Trousse d’évaluation de l’intimidation, du harcèlement et des relations entre enfants du même âge en milieu scolaire
La Trousse d’évaluation de l’intimidation, du harcèlement et des relations entre enfants du même âge en milieu scolaire de l’ACSP est un document d’accompagnement du Questionnaire sur la sécurité à l’école et du rapport de l’étude de l’ACSP sur la sécurité à l’école. Elle a été conçue pour les enseignants, les administrateurs scolaires et les ministères de l’Éducation pour s’attaquer à des besoins pressants identifiés dans l’étude de l’ACSP sur la sécurité à l’école. Élaborée en partenariat avec l’initiative canadienne pour la prévention de l’intimidation (CIPB) ( Canadian Initiative for the Prevention of Bullying) (Stratégie nationale pour la prévention du crime), cette trousse gratuite offre une méthode standardisée pour mesurer la nature et la prévalence des relations problématiques entre enfants du même âge en milieu scolaire, des normes pour des programmes de qualité, et un jeu commun d’outils pour évaluer l’impact des programmes scolaires. Dans une perspective de santé publique, elle fournit un aperçu de ce qui fonctionne et ce qui ne fonctionne pas, des bases pour des normes de pratiques exemplaires, et présente les éléments de base scolaires.

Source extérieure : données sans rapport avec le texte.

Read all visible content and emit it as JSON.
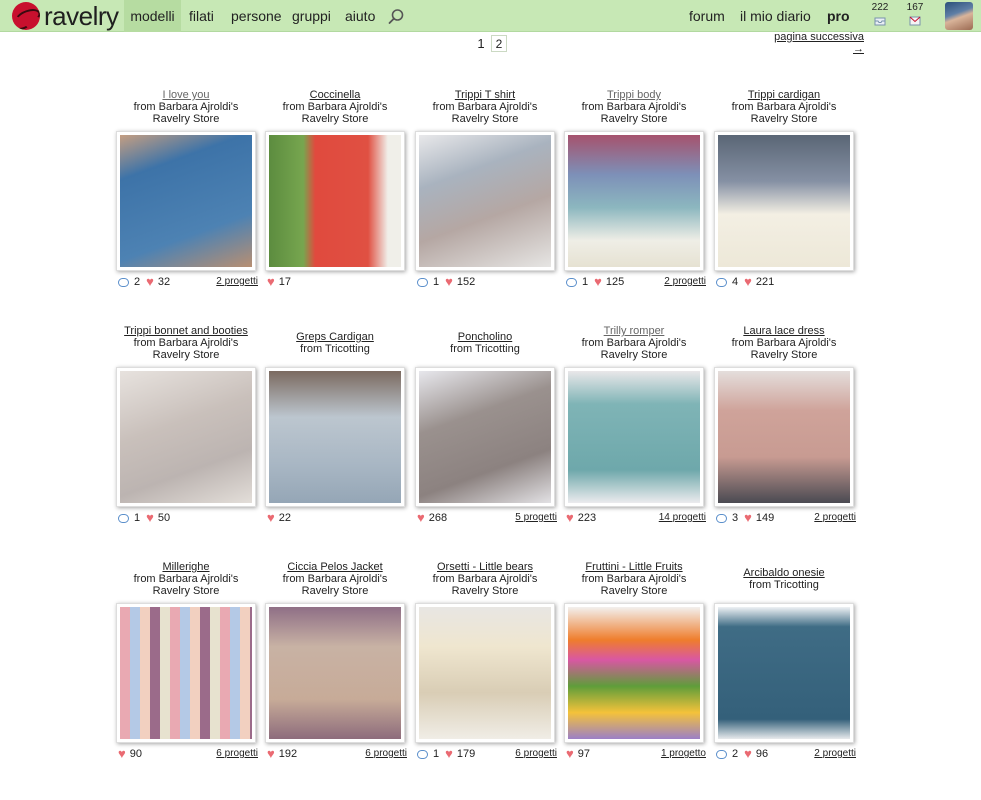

La trousse de l’ACSP contient des conseils pour les élèves, les parents, les enseignants et les administrateurs sous forme d’un document et d’un aide mémoire qui peut être affiché sur le réfrigérateur à la maison, dans le pupitre de l’élève et sur le tableau à l’école.
Cette trousse est le fruit des efforts collectifs de chercheurs, d’éducateurs, de parents/tuteurs et de jeunes. Avec leurs efforts, ils ont apporté une précieuse contribution à la recherche canadienne et à la prévention de l’intimidation et du harcèlement. En vous passant le flambeau, nous vous souhaitons succès dans votre engagement à l’amélioration des conditions de vie des enfants à la maison, dans la communauté, et à l’école.